Here is a sampling of prose from the 2015 issue. (Scroll down for the Poets’ section.)


THE RIVER OTTER by Erik Rangno

LOVE HURTS by Jenna Allie

RETRIEVAL by Julian Guise

2015 Contributors

Poetry: Virginia Shank, Erik Rangno, Jill Sharp, Susan Cameron, Loretta Obstfeld, Lisa Dowling, Nick Soderberg, Carrie Etter, Wendy Klein, Nicholas Reiner, Marc Malanddra, Morgan K, Matt Bryden, Patty Seyburn, and featured poet J.G. McClure.

Fiction/Nonfiction: Erik Rangno, Kathleen MacKay, Jenna Allie, Lisa Richter, Norm Johnson, Andrew Tonkovich, Michael Bourne, and Julian Guise.

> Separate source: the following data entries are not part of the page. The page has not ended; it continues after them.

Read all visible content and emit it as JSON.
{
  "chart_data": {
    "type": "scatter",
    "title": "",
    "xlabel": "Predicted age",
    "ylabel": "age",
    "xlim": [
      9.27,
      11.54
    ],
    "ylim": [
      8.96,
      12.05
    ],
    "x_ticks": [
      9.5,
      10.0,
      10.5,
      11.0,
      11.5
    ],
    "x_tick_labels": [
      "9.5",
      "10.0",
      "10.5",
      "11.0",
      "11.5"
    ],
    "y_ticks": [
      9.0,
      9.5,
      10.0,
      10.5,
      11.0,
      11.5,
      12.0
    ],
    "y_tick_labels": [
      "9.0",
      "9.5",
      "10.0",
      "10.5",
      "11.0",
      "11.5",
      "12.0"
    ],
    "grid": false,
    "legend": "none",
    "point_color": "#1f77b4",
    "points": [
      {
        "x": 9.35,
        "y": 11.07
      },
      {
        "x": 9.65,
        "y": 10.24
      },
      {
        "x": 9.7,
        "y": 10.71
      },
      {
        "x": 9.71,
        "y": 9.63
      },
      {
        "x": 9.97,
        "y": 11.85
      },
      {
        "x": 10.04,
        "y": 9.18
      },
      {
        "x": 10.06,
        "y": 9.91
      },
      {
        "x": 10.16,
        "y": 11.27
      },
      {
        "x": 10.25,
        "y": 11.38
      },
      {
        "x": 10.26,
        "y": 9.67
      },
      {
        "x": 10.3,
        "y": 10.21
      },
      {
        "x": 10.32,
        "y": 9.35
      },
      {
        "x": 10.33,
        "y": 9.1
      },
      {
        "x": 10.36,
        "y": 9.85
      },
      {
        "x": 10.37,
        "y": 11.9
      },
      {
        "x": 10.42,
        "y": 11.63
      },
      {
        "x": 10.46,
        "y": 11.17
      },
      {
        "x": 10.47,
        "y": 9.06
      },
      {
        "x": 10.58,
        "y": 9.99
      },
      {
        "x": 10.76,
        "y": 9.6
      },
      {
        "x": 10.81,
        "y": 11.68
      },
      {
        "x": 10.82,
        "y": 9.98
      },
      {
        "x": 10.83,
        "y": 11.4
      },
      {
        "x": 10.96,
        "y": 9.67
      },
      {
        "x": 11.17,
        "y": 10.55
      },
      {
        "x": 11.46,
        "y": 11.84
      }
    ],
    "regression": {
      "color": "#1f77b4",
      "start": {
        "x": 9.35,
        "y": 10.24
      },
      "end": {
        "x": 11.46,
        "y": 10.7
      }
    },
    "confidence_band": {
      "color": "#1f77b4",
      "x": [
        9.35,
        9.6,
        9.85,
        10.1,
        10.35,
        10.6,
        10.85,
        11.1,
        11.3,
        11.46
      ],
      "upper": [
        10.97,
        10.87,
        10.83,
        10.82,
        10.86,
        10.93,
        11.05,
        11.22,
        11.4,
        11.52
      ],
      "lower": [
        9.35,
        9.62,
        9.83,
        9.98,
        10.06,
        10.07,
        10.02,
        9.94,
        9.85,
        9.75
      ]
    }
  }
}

INTERVIEW: Raymond Obstfeld


Bradford J. Salamon, Michael Harnish, Tom Dowling, Peter Gelker, Julia Klemek, A.M. Rousseau, James F. Lorigan, Sheryl Seltzer, Suzanne Walsh, Lisa Bloomfield, Becca Shewmake, Claudia Morales McCain, Suzanne Petry, Hsin-Han Hsu, Carleen Carrasco, Carl R. Zaptiff, Hannah Melde, and Kitty Nguyen.

COVER ART: Pamela Diaz Martinez

cover, illustration, or photo

cover, illustration, or photo

cover, illustration, or photo

Featured Poem: "Chaos is Seattle in a Spaniel"

by J.G. McClure

is what my phone thinks
I’m saying when I say

¿que haces si hablo
en español? It doesn’t

understand Spanish—
or anything, really: only

knows to chart and check
my voice against a constellation

of blinking algorithms and
preprogrammed phrases that,

thirty years ago, would’ve
been science fiction,

and still are, to me—
even though I know

the phone doesn’t know it,
it’s not exactly wrong

about chaos, about the whirling
incomprehensible city

of veins and thought and cells
that makes a spaniel,

that make me,
that make the people

who made the phone able
to stitch my scattered

sounds together and
give me an answer

to a question I didn’t
know I asked

and if I asked
no doubt it would find
a picture of a spaniel
in Seattle for me,

though I’m not sure why
I’d want one, or what

I’d do after that, other
than say gracias.

More Featured Poems, 2015

After Moving

by Virginia Shank

After the boxes are all unpacked
hangers untangled and clothes shoulder
to shoulder in the closet, nothing remains
to unfold or to set up but the realization
that you live now among strangers. Until
you meet people, no one will touch you.
All greetings in the cellophane of service
sound false, but still you linger in the line
hoping to find some crumb of conversation.
Years later you’re blind to the smells
that unseated you, the way trees stood
apart, trimmed so no limbs ever touch.
You cannot see, thank God,
your own loneliness stamped on the world.

On Writing

by Susan Cameron

Inside my head I know what I must say
But language trips and falls and stumbles blind.
My words emerge and blink and lose their way.

To take this pen and slash the fog away.
To put on paper what is in my mind —
Inside my head I know what I must say.

A phrase can dance and spin, a child at play,
Or crash about, malformed and misaligned.
My words emerge and blink and lose their way.

My thoughts can soar like hawks at dawn’s first ray,
They seek the sun and leave dull earth behind.
Inside my head I know what I must say.

I want to write these thoughts without delay,
But, God! The perfect words are hard to find.
My words emerge and blink and lose their way.

Some words can shine and shimmer bright as day,
Illuminate the dark for humankind.
Inside my head I know what I must say;
My words emerge and blink and lose their way.